Das, was Sie betreiben, nenne ich Volksverdummung.

(Beifall bei der CDU/CSU – Dr. Joachim Pfeiffer [CDU/CSU]: Ja, bewusste Volksverdummung und Scheinheiligkeit! – Zuruf des Abg. Oliver Krischer [BÜNDNIS 90/DIE GRÜNEN])

– Herr Krischer, wer schreit, vertraut seinen Argumenten nicht – ganz einfach.

(Beifall bei Abgeordneten der CDU/CSU – Lachen der Abg. Dr. Julia Verlinden [BÜNDNIS 90/DIE GRÜNEN])

Ich gehe nur auf einen Aspekt ein, den Sie in Ihrer Rede vorgetragen haben. Wie kommen Sie als jemand, der sich für weltweiten Klimaschutz engagiert, eigentlich dazu, einen so verengten Blick auf Deutschland allein zu fassen? Sie wissen doch ganz genau: Wir importieren 37 Prozent unseres Gases aus Russland. Ich will das Thema Versorgungssicherheit überhaupt nicht ansprechen; aber Sie wissen doch, unter welchen Bedingungen in Russland Gas gefördert wird. Sie wissen auch, wie viel Gas in den Pipelines auf einer Strecke von 5 000 Kilometern verloren geht. Das, was dort an Methan in die Atmosphäre entweicht, ist ein Mehrfaches von dem, was bei einer Förderung hier bei uns, mit unseren Umweltstandards, entweichen würde.

(Beifall bei der CDU/CSU)

Das nenne ich eine verengte Sichtweise, die Ihrem Anspruch im Bereich des Klimaschutzes nicht gerecht wird. Das sollten Sie sich wirklich noch mal überlegen.

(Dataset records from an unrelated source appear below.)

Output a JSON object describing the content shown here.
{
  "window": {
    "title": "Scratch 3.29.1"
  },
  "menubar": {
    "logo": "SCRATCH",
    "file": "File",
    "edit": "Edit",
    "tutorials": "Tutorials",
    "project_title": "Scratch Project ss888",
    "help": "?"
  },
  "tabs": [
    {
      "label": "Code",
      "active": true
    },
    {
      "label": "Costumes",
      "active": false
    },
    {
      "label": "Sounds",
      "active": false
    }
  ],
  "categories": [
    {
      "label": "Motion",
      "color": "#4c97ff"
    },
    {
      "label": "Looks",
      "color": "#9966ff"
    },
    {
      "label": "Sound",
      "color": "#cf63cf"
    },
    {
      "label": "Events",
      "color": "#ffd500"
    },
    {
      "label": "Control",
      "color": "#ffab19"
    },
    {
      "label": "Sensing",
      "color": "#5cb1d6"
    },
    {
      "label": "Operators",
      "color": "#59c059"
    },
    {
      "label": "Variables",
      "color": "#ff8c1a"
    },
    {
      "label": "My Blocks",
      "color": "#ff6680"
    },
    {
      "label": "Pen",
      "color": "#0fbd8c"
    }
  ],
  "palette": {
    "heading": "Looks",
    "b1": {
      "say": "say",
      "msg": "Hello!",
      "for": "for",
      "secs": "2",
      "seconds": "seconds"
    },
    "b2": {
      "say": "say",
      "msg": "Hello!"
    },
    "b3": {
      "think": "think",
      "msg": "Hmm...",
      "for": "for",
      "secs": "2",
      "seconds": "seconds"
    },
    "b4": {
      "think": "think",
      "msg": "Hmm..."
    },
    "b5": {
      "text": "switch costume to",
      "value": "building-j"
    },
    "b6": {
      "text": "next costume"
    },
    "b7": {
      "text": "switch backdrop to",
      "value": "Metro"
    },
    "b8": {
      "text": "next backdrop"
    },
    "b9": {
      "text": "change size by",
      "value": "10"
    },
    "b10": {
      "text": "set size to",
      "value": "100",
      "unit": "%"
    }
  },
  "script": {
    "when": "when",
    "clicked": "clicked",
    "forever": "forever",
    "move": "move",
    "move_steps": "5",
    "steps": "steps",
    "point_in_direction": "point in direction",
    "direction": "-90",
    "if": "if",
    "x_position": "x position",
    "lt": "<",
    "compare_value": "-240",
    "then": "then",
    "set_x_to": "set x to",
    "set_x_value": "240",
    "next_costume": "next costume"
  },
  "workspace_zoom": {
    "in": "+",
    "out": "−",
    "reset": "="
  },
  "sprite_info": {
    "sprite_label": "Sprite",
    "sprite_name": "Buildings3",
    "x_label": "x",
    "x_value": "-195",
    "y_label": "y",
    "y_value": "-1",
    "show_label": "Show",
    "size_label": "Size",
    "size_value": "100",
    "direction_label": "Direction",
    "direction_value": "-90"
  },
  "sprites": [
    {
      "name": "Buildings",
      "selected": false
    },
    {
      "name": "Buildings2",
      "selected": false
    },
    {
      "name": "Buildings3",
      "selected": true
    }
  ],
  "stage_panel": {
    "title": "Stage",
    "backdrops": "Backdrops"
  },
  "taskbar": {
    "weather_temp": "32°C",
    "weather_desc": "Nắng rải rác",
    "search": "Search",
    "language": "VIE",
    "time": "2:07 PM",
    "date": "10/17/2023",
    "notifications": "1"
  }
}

Frau Bulling-Schröter, Sie haben gesagt, ein Nein sei der erste Schritt zur Freiheit; das habe ich noch nie gehört. Sie sagen: Nein, wir bauen keine Autobahnen, nein, wir bauen keine Infrastruktur, nein, wir bauen keine Industrieanlagen, nein, die Grundlagen für unseren Volkswohlstand wollen wir nicht. Das ist kein erster Schritt zur Freiheit, sondern ein Schritt in eine Sackgasse. Solche Formulierungen reichen nicht, Sie müssen schon mit Argumenten kommen.

(Beifall bei der CDU/CSU)

Sie werfen der Koalition und den entsprechenden Ministerien vor, dass im vorliegenden Gesetzentwurf nur von Trinkwasser die Rede ist, und haben als Beispiel die Brauereien genannt; Herr Nüßlein hat bereits auf die bayerischen Brauereien hingewiesen. Vielleicht haben Sie den Gesetzentwurf nicht gelesen; denn im Gesetzentwurf steht ausdrücklich, dass Länder die Möglichkeit bekommen, Trinkwasserbrunnen, Mineralbrunnen und Heilquellen zu schützen.

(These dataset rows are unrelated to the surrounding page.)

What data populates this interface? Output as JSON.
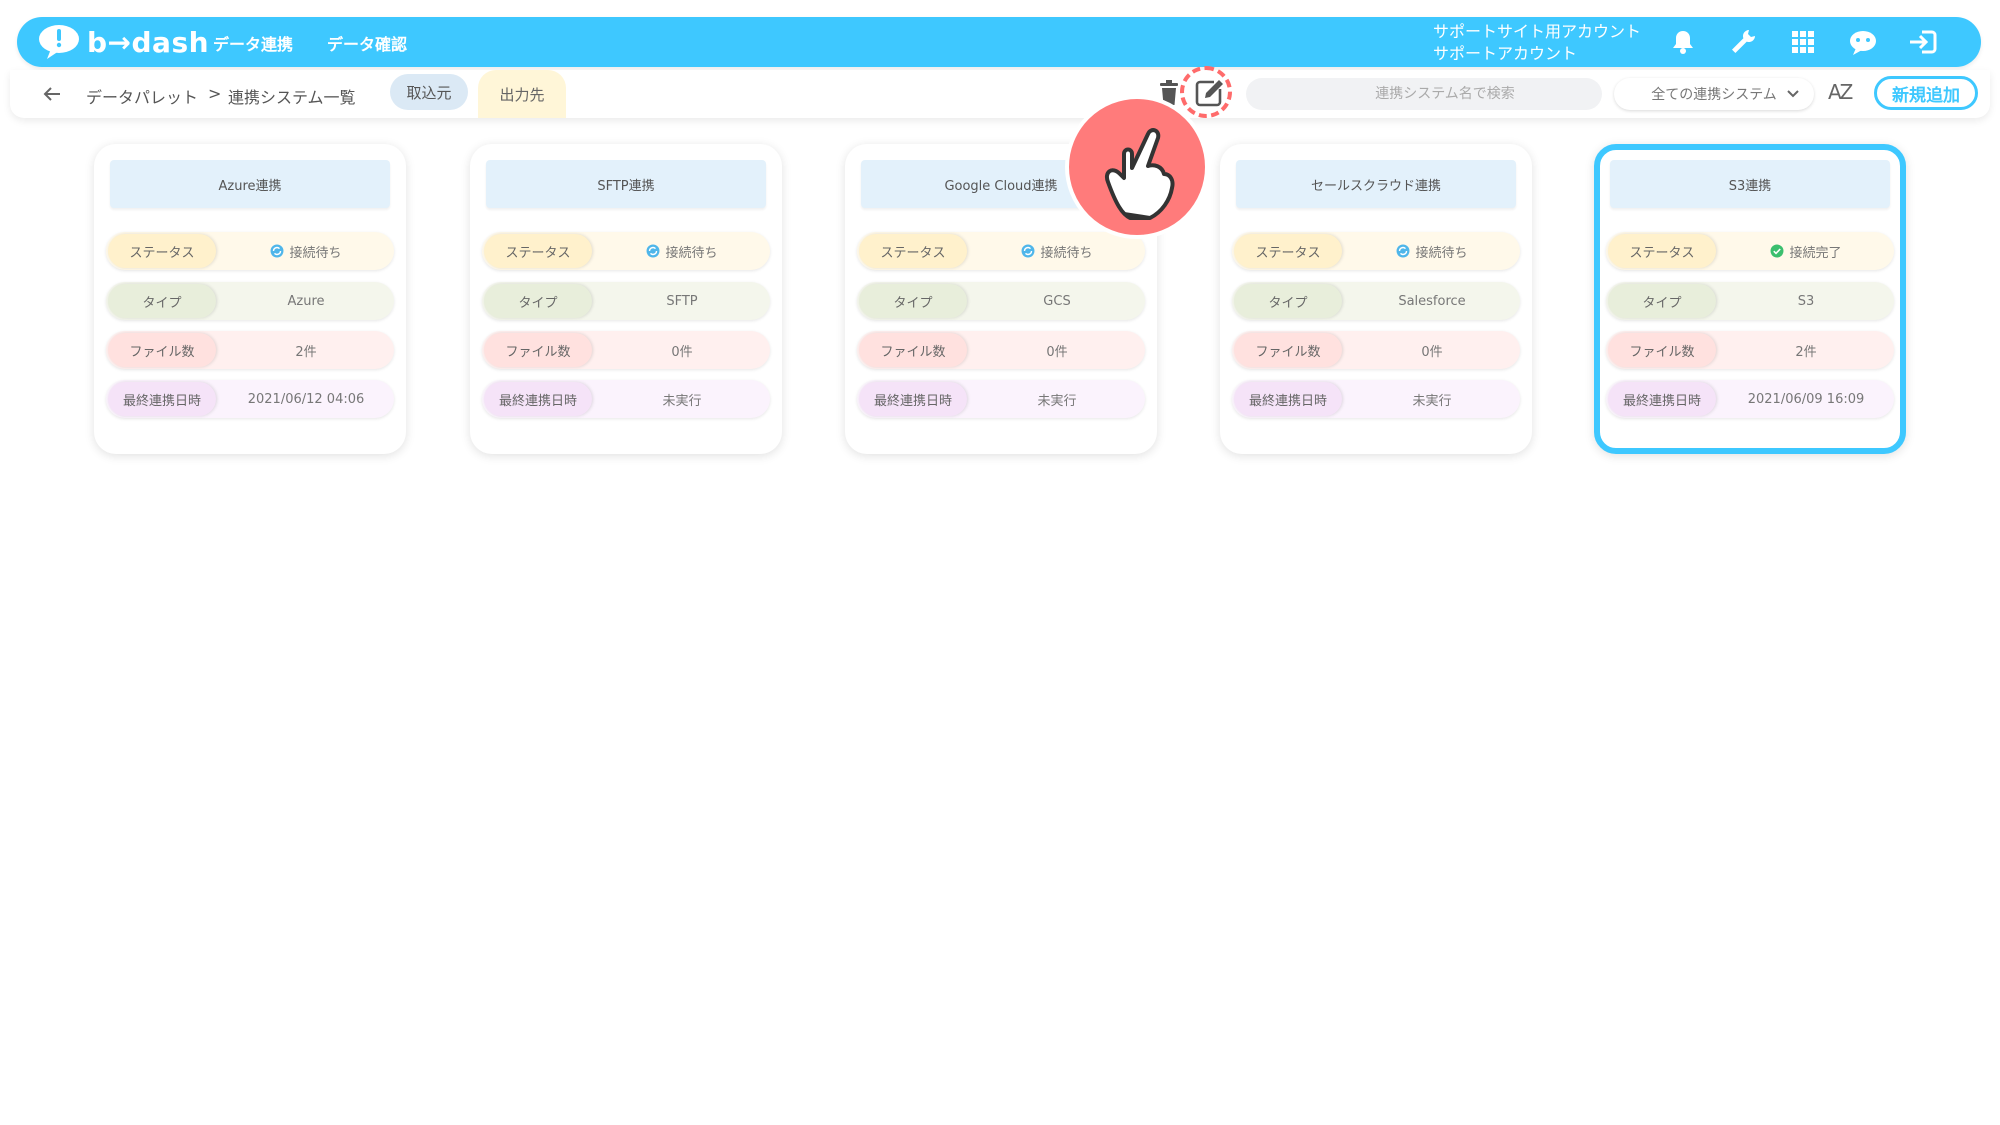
{
  "header": {
    "logo_text": "b→dash",
    "nav": [
      {
        "label": "データ連携"
      },
      {
        "label": "データ確認"
      }
    ],
    "account_line1": "サポートサイト用アカウント",
    "account_line2": "サポートアカウント"
  },
  "subbar": {
    "breadcrumb_root": "データパレット",
    "breadcrumb_sep": ">",
    "breadcrumb_current": "連携システム一覧",
    "tab_source": "取込元",
    "tab_destination": "出力先",
    "search_placeholder": "連携システム名で検索",
    "filter_selected": "全ての連携システム",
    "sort_label": "AZ",
    "new_button": "新規追加"
  },
  "row_labels": {
    "status": "ステータス",
    "type": "タイプ",
    "files": "ファイル数",
    "last_run": "最終連携日時"
  },
  "cards": [
    {
      "title": "Azure連携",
      "status": "接続待ち",
      "status_kind": "waiting",
      "type": "Azure",
      "files": "2件",
      "last_run": "2021/06/12 04:06"
    },
    {
      "title": "SFTP連携",
      "status": "接続待ち",
      "status_kind": "waiting",
      "type": "SFTP",
      "files": "0件",
      "last_run": "未実行"
    },
    {
      "title": "Google Cloud連携",
      "status": "接続待ち",
      "status_kind": "waiting",
      "type": "GCS",
      "files": "0件",
      "last_run": "未実行"
    },
    {
      "title": "セールスクラウド連携",
      "status": "接続待ち",
      "status_kind": "waiting",
      "type": "Salesforce",
      "files": "0件",
      "last_run": "未実行"
    },
    {
      "title": "S3連携",
      "status": "接続完了",
      "status_kind": "connected",
      "type": "S3",
      "files": "2件",
      "last_run": "2021/06/09 16:09",
      "selected": true
    }
  ],
  "colors": {
    "brand": "#3ec8ff",
    "highlight": "#ff6b6b",
    "waiting_icon": "#4fb6ea",
    "connected_icon": "#3bbf6e"
  },
  "icons": {
    "bell": "bell-icon",
    "wrench": "wrench-icon",
    "grid": "apps-grid-icon",
    "bot": "support-bot-icon",
    "logout": "logout-icon",
    "trash": "trash-icon",
    "edit": "edit-icon",
    "search": "search-icon",
    "pointer": "hand-pointer-icon"
  }
}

(Dr. Julia Verlinden [BÜNDNIS 90/DIE GRÜNEN]: Das steht noch nicht im Gesetz!)

Am Rande bemerkt: Das meiste Wasser, das zum Brauen von Bier verwendet wird, kommt nicht aus Brunnen, sondern aus der Wasserleitung. Alles andere ist Marketing.

(Lachen der Abg. Steffi Lemke (BÜNDNIS 90/DIE GRÜNEN – Dr. Julia Verlinden [BÜNDNIS 90/DIE GRÜNEN]: Was ist das für ein Argument?)

Gestern hat Herr Müller, Co-Vorsitzender der Endlager-Kommission, den wichtigen Satz gesagt: Die Politiker müssen mehr in Zusammenhängen denken.

(Dr. Julia Verlinden [BÜNDNIS 90/DIE GRÜNEN]: Ja!)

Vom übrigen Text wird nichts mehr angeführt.